Как всегда в минуты потрясений, фрейлины достали из буфета подаренный императрицей Евгении Александровне сервиз, украшенный вензелями «МР», и, заварив щепотку контрабандного чая, завезенного сюда греками, приготовились при свече наслаждаться минутами покоя и запахом настоящего чая, понимая, что это могут быть последние удовольствия, которые дарит им жизнь. Где-то совсем недалеко рвались снаряды, а они, как известно, не знают снисхождения ни для каких, даже самых именитых, исторических домов.
В это время во входную дверь постучали. Именно постучали – деликатно, по-мирному, а не загромыхали прикладами или каблуками. Евгения Александровна спустилась вниз, зажгла в передней драгоценную керосиновую лампу, освещающую портрет Петра Петровича, и пошла к двери,
…Дверь отворилась, выбросив во двор пучок света от керосиновой лампы, и Иван Платонович в тумане залитых дождем очков увидел чопорную на вид даму в пенсне, со строгим лицом и витком полуседых волос вокруг головы. Взгляд ее серых глаз не был лишен любопытства, внимательности и некоторой ехидцы.
– Великодушно простите за вторжение. Мы – научная экспедиция, – скороговоркой сказал Иван Платонович, опасаясь, что перед ним через мгновение захлопнется дверь. – Попали сюда не вовремя. Если нас застанут на улице, могут принять за лазутчиков и расстреляют.
– Вполне возможно, – согласилась Евгения Александровна и посторонилась, – входите.
Члены «экспедиции» занесли в прихожую тяжелые ящики и какие-то объемистые, завернутые в рогожу и брезент свертки, отряхнулись и робко затоптались, чувствуя себя растерянными перед суровым взглядом Петра Петровича Шмидта.
А хозяйка, присмотревшись к ним поближе, пришла к выводу, что никакая это не экспедиция, а скорее всего не успевший уйти со своими отряд красных, которые пытались вывезти какие-то архивные или банковские ценности, сложенные в ящики и запакованные в свертки.
К ней приблизился Савельев:
– Не узнаёте меня, Евгения Александровна?
Хозяйка наморщила лоб, сосредоточенно пытаясь вспомнить этого человека. И обрадовалась тому, что вспомнила:
– Ну как же! Вы прежде, в хорошие времена, рыбу нам по праздникам приносили. Илья Семенович, кажется?

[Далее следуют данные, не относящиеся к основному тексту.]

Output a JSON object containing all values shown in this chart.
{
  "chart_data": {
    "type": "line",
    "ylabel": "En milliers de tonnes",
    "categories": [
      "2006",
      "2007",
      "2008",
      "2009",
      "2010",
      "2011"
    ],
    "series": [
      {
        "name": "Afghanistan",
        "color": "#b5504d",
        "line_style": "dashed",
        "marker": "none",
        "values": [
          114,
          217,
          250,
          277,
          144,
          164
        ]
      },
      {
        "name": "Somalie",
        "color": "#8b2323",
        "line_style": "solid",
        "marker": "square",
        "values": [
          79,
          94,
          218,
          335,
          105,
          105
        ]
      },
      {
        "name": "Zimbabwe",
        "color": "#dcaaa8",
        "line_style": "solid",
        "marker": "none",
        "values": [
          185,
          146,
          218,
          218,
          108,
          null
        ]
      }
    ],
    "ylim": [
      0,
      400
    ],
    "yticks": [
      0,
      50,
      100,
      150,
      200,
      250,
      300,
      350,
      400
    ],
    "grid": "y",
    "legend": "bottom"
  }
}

– Так точно. Вспомнили! – обрадовался Савельев. – Вы уж не обессудьте, что нагрянули. А только выбора не было: или под белогвардейскую пулю, или к вам… авось приютите по старой памяти.
– Вы что же, тоже у них служите? – холодно спросила хозяйка.

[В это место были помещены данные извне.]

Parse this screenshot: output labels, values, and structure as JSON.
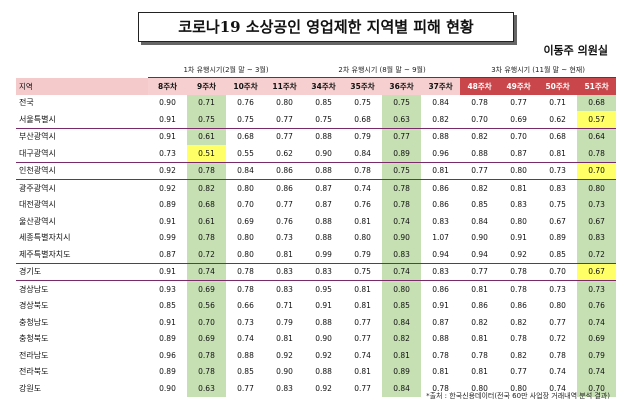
{
  "title": "코로나19 소상공인 영업제한 지역별 피해 현황",
  "author": "이동주 의원실",
  "periods": [
    "1차 유행시기(2월 말 ~ 3월)",
    "2차 유행시기 (8월 말 ~ 9월)",
    "3차 유행시기 (11월 말 ~ 현재)"
  ],
  "header": {
    "region_label": "지역",
    "weeks": [
      "8주차",
      "9주차",
      "10주차",
      "11주차",
      "34주차",
      "35주차",
      "36주차",
      "37주차",
      "48주차",
      "49주차",
      "50주차",
      "51주차"
    ]
  },
  "rows": [
    {
      "region": "전국",
      "values": [
        "0.90",
        "0.71",
        "0.76",
        "0.80",
        "0.85",
        "0.75",
        "0.75",
        "0.84",
        "0.78",
        "0.77",
        "0.71",
        "0.68"
      ]
    },
    {
      "region": "서울특별시",
      "values": [
        "0.91",
        "0.75",
        "0.75",
        "0.77",
        "0.75",
        "0.68",
        "0.63",
        "0.82",
        "0.70",
        "0.69",
        "0.62",
        "0.57"
      ]
    },
    {
      "region": "부산광역시",
      "values": [
        "0.91",
        "0.61",
        "0.68",
        "0.77",
        "0.88",
        "0.79",
        "0.77",
        "0.88",
        "0.82",
        "0.70",
        "0.68",
        "0.64"
      ]
    },
    {
      "region": "대구광역시",
      "values": [
        "0.73",
        "0.51",
        "0.55",
        "0.62",
        "0.90",
        "0.84",
        "0.89",
        "0.96",
        "0.88",
        "0.87",
        "0.81",
        "0.78"
      ]
    },
    {
      "region": "인천광역시",
      "values": [
        "0.92",
        "0.78",
        "0.84",
        "0.86",
        "0.88",
        "0.78",
        "0.75",
        "0.81",
        "0.77",
        "0.80",
        "0.73",
        "0.70"
      ]
    },
    {
      "region": "광주광역시",
      "values": [
        "0.92",
        "0.82",
        "0.80",
        "0.86",
        "0.87",
        "0.74",
        "0.78",
        "0.86",
        "0.82",
        "0.81",
        "0.83",
        "0.80"
      ]
    },
    {
      "region": "대전광역시",
      "values": [
        "0.89",
        "0.68",
        "0.70",
        "0.77",
        "0.87",
        "0.76",
        "0.78",
        "0.86",
        "0.85",
        "0.83",
        "0.75",
        "0.73"
      ]
    },
    {
      "region": "울산광역시",
      "values": [
        "0.91",
        "0.61",
        "0.69",
        "0.76",
        "0.88",
        "0.81",
        "0.74",
        "0.83",
        "0.84",
        "0.80",
        "0.67",
        "0.67"
      ]
    },
    {
      "region": "세종특별자치시",
      "values": [
        "0.99",
        "0.78",
        "0.80",
        "0.73",
        "0.88",
        "0.80",
        "0.90",
        "1.07",
        "0.90",
        "0.91",
        "0.89",
        "0.83"
      ]
    },
    {
      "region": "제주특별자치도",
      "values": [
        "0.87",
        "0.72",
        "0.80",
        "0.81",
        "0.99",
        "0.79",
        "0.83",
        "0.94",
        "0.94",
        "0.92",
        "0.85",
        "0.72"
      ]
    },
    {
      "region": "경기도",
      "values": [
        "0.91",
        "0.74",
        "0.78",
        "0.83",
        "0.83",
        "0.75",
        "0.74",
        "0.83",
        "0.77",
        "0.78",
        "0.70",
        "0.67"
      ]
    },
    {
      "region": "경상남도",
      "values": [
        "0.93",
        "0.69",
        "0.78",
        "0.83",
        "0.95",
        "0.81",
        "0.80",
        "0.86",
        "0.81",
        "0.78",
        "0.73",
        "0.73"
      ]
    },
    {
      "region": "경상북도",
      "values": [
        "0.85",
        "0.56",
        "0.66",
        "0.71",
        "0.91",
        "0.81",
        "0.85",
        "0.91",
        "0.86",
        "0.86",
        "0.80",
        "0.76"
      ]
    },
    {
      "region": "충청남도",
      "values": [
        "0.91",
        "0.70",
        "0.73",
        "0.79",
        "0.88",
        "0.77",
        "0.84",
        "0.87",
        "0.82",
        "0.82",
        "0.77",
        "0.74"
      ]
    },
    {
      "region": "충청북도",
      "values": [
        "0.89",
        "0.69",
        "0.74",
        "0.81",
        "0.90",
        "0.77",
        "0.82",
        "0.88",
        "0.81",
        "0.78",
        "0.72",
        "0.69"
      ]
    },
    {
      "region": "전라남도",
      "values": [
        "0.96",
        "0.78",
        "0.88",
        "0.92",
        "0.92",
        "0.74",
        "0.81",
        "0.78",
        "0.78",
        "0.82",
        "0.78",
        "0.79"
      ]
    },
    {
      "region": "전라북도",
      "values": [
        "0.89",
        "0.78",
        "0.85",
        "0.90",
        "0.88",
        "0.81",
        "0.89",
        "0.81",
        "0.81",
        "0.77",
        "0.74",
        "0.74"
      ]
    },
    {
      "region": "강원도",
      "values": [
        "0.90",
        "0.63",
        "0.77",
        "0.83",
        "0.92",
        "0.77",
        "0.84",
        "0.78",
        "0.80",
        "0.80",
        "0.74",
        "0.70"
      ]
    }
  ],
  "highlight_color_green": "#c6e0b4",
  "highlight_color_yellow": "#ffff66",
  "source": "*출처 : 한국신용데이터(전국 60만 사업장 거래내역 분석 결과)"
}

– Сопровождаю, – обтекаемо ответил Савельев.
Евгения Александровна повернулась и сказала уже всем своим гостям:
– Вещи свои – вон туда, в чуланчик. И прикройте чем-нибудь. Не уверена, что нас не навестят.

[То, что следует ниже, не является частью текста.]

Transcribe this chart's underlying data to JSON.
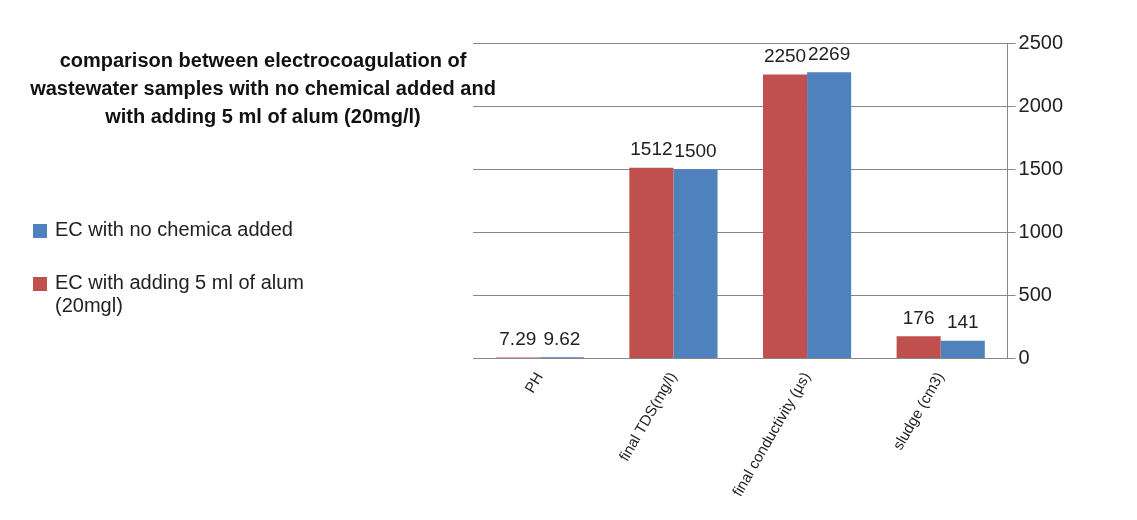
{
  "chart_data": {
    "type": "bar",
    "title": "comparison between electrocoagulation of wastewater samples with no chemical added and with adding 5 ml of alum (20mg/l)",
    "categories": [
      "PH",
      "final TDS(mg/l)",
      "final conductivity (µs)",
      "sludge (cm3)"
    ],
    "series": [
      {
        "name": "EC with adding 5 ml of alum (20mgl)",
        "color": "#c0504d",
        "values": [
          7.29,
          1512,
          2250,
          176
        ]
      },
      {
        "name": "EC with no chemica added",
        "color": "#4f81bd",
        "values": [
          9.62,
          1500,
          2269,
          141
        ]
      }
    ],
    "ylim": [
      0,
      2500
    ],
    "yticks": [
      0,
      500,
      1000,
      1500,
      2000,
      2500
    ],
    "grid": "y",
    "legend": "left",
    "data_labels": true
  }
}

Все поняли, что хозяйка имела в виду казаков, которые – и это было хорошо слышно по топоту конских копыт – носились совсем близко от дома. Иногда где-то неподалеку разгоралась перестрелка…
Когда все вещи были перенесены в чулан и замаскированы, Евгения Александровна показала узкую комнатенку под самой крышей:
– Если что – будете здесь сидеть тихо. Извините, комфорта маловато… Но пока никого нет, идемте пить чай.
Спустились в просторную гостиную. Хозяйка со свечой в руке шла впереди.
Чай был жиденький, но настоящий. Не морковный и не с пережаренной до черноты хлебной коркой. Михаленко в ответ на жест доброты ответил таким же великодушно-щедрым жестом. В его заплечном мешке нашлись уже давно забытые в этом доме продукты: и довольно свежий каравай черного хлеба, и вареные яйца, и сало, и даже обломок головки сахара в синей фабричной упаковке. То и дело кто-то из гостей подходил к окну и осторожно, слегка отодвинув занавеску, поглядывал на улицу, проясняя обстановку.